The Star

The most jaw-dropping documentaries of 2025: prepare to be shocked

Bernelee Vollmer|Published

'Sean Combs: The Reckoning' exposes the mogul’s alleged greed, manipulation and obsession with power and control.

Image: Picture: X/@flordemarte_5

2025 was one for documentaries that made me sit up, grab a coffee, and either gasp, cringe or shake my head at how wild reality can be.

Some had me laughing at the absurd, others left me seriously thinking about the world we live in. Here’s the lineup that I couldn’t stop talking about this year.

Bad Influence: The Dark Side of Kidfluencing

This one is a real eye-opener. Watching kids being groomed for clout while parents orchestrate every moment is unsettling, addictive, and deeply uncomfortable. You start wondering who’s really running the show: the kids, the parents or the algorithm.

Watching the pressure these children face, parents scripting their lives, and the mental health toll it takes is unsettling when you realise it’s real kids behind those Instagram smiles.

This doc is a must-watch because it’s a reality check: the curated, polished feeds you scroll past? There’s a cost, and it’s human.

Tiek Tok Boem

This Showmax original peeled back the filter on South Africa’s Afrikaans TikTok underworld, and hooboy, it did not hold back. Live streams full of chaos, insults, substance-use, and public freak-outs make you question the obsession with clout and clicks.

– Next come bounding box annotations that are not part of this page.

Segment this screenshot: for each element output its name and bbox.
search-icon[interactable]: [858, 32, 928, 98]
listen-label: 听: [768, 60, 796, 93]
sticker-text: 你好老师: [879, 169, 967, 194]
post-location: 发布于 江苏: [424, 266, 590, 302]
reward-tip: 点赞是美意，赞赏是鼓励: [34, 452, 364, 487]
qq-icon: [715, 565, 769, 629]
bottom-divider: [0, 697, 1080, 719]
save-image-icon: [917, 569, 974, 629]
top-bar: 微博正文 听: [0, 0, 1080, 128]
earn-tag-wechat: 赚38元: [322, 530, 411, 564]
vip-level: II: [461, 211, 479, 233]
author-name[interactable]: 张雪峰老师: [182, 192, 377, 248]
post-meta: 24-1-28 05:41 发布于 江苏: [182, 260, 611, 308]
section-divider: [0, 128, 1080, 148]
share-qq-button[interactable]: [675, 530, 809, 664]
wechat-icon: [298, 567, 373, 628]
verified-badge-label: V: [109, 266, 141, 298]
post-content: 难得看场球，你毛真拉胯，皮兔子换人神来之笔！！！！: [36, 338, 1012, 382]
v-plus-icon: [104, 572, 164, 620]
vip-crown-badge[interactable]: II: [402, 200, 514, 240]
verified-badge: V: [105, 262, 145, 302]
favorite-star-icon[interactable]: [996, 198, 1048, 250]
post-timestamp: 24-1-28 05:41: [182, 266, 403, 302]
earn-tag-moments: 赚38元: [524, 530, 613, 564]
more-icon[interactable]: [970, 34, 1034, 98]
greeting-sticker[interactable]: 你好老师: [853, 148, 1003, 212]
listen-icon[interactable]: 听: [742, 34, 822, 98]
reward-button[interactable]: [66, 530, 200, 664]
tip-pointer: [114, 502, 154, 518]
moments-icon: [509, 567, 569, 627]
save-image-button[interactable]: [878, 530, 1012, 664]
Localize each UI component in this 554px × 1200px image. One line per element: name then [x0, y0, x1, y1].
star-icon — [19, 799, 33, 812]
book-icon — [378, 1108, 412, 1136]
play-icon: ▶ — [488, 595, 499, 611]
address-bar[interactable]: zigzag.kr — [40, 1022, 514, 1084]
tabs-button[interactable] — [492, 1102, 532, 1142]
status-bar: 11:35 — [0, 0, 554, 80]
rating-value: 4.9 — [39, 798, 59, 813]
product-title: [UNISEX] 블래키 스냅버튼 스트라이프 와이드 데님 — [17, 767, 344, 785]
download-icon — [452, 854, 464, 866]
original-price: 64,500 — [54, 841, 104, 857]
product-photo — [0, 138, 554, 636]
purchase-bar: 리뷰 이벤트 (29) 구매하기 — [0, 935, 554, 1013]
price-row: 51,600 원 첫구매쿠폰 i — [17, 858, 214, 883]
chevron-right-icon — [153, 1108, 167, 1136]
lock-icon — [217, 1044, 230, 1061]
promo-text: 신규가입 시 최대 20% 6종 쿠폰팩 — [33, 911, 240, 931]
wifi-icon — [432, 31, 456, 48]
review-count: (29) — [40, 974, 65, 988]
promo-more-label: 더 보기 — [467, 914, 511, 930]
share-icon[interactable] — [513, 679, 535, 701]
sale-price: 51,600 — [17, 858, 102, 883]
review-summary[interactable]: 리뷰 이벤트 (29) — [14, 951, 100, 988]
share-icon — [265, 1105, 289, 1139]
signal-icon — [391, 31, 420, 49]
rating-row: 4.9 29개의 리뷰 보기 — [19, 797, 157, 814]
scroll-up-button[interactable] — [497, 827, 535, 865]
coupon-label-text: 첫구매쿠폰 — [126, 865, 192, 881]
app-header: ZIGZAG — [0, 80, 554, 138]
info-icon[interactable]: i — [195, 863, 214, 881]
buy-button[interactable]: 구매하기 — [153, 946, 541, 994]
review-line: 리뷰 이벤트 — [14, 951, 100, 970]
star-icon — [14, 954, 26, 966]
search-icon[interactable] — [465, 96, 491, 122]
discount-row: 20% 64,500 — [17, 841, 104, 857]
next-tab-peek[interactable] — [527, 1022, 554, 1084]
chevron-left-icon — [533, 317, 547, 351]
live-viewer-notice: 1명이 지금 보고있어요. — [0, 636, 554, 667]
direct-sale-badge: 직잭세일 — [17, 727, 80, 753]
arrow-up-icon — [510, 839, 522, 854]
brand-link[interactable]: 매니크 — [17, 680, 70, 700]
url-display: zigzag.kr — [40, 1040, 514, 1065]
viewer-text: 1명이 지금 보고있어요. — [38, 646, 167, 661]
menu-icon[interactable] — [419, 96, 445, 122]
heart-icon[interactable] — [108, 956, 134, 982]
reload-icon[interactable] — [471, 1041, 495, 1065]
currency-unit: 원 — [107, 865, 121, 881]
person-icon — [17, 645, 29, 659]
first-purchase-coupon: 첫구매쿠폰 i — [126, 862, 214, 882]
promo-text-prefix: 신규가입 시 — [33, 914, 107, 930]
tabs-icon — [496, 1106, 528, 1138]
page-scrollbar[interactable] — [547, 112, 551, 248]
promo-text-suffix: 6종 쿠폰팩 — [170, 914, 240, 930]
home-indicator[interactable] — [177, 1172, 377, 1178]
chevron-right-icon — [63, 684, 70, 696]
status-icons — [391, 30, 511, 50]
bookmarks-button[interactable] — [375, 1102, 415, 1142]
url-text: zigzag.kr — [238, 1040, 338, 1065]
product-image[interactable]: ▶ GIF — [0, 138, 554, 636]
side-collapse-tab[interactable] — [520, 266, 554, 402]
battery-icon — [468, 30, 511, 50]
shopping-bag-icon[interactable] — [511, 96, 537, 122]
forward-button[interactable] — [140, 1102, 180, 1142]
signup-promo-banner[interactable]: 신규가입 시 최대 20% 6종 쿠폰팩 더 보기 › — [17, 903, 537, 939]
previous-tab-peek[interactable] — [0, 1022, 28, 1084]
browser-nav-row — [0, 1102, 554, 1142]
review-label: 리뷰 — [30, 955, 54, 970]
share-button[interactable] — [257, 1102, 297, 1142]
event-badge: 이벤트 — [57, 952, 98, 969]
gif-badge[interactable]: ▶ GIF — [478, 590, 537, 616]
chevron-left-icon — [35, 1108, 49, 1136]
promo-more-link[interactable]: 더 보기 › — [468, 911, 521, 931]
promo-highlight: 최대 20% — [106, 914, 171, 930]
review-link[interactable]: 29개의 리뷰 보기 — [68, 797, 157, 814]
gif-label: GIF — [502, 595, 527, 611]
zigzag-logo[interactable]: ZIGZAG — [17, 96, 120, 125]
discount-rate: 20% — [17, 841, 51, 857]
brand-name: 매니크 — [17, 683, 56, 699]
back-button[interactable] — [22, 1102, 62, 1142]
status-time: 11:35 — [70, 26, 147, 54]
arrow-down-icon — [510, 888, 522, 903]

It’s messy, loud, and deeply uncomfortable, but it asks real questions about fame, culture, and social media validation. For anyone scrolling endlessly, this doc hits differently.

Beauty and the Bester

Netflix’s true-crime docuseries blew me away. Chronicling Thabo Bester, the “Facebook Rapist,” and his alleged accomplice/partner, it’s a story of manipulation, lies, prison escape, and legal battles that reads like a thriller but is all too real.

The court battles to stop it from airing only added fuel; watching it reminded me how charm, wealth and public image can hide danger. The series is raw, urgent, and impossible to ignore.

Trainwreck: Poop cruise

Image: Picture: X/ @DrAwesomeV2

Trainwreck: Poop Cruise

Yes, it’s exactly as gross and chaotic as it sounds. A cruise ship loses power, toilets stop working, and 4,000 people are stuck in a floating nightmare. It’s absurd, hilarious, horrifying, and completely human.

The doc digs into the panic, the ridiculous decisions, and the moments that make you wonder how something meant to be a luxury holiday went so, so wrong. Watching it, I kept thinking: this is one for the books, but also never again on a cruise.

The Perfect Neighbor

This one is chilling in a completely different way. A neighbour dispute that spirals into tragedy, told through 911 calls and real footage, isn’t easy to watch, but it’s impossible to ignore.

It reminded me how fragile “normal life” really is and how quickly small tensions can explode. It’s gripping, sobering, and stays with you, the kind of documentary you can’t switch off halfway.

Sean Combs: The Reckoning

This is probably going to be the most talked about as it's one of the biggest moments in the entertainment industry, not just for this year but for life.

It shook me hard. Growing up loving his music, seeing the allegations, the power dynamics, and the control he allegedly had over people, it’s confronting. 

Glamour collides with dark secrets, and suddenly the music world feels less shiny and more … complicated. Watching it, you can’t help but question fame, power, and what we choose to idolise.

As we reflect on the documentaries that shaped 2025, it's clear that this year's offerings have not only entertained but also provoked critical conversations about our society.

From the unsettling realities of kidfluencing to the gripping narratives of true crime, these films have challenged us to confront uncomfortable truths and question the world around us.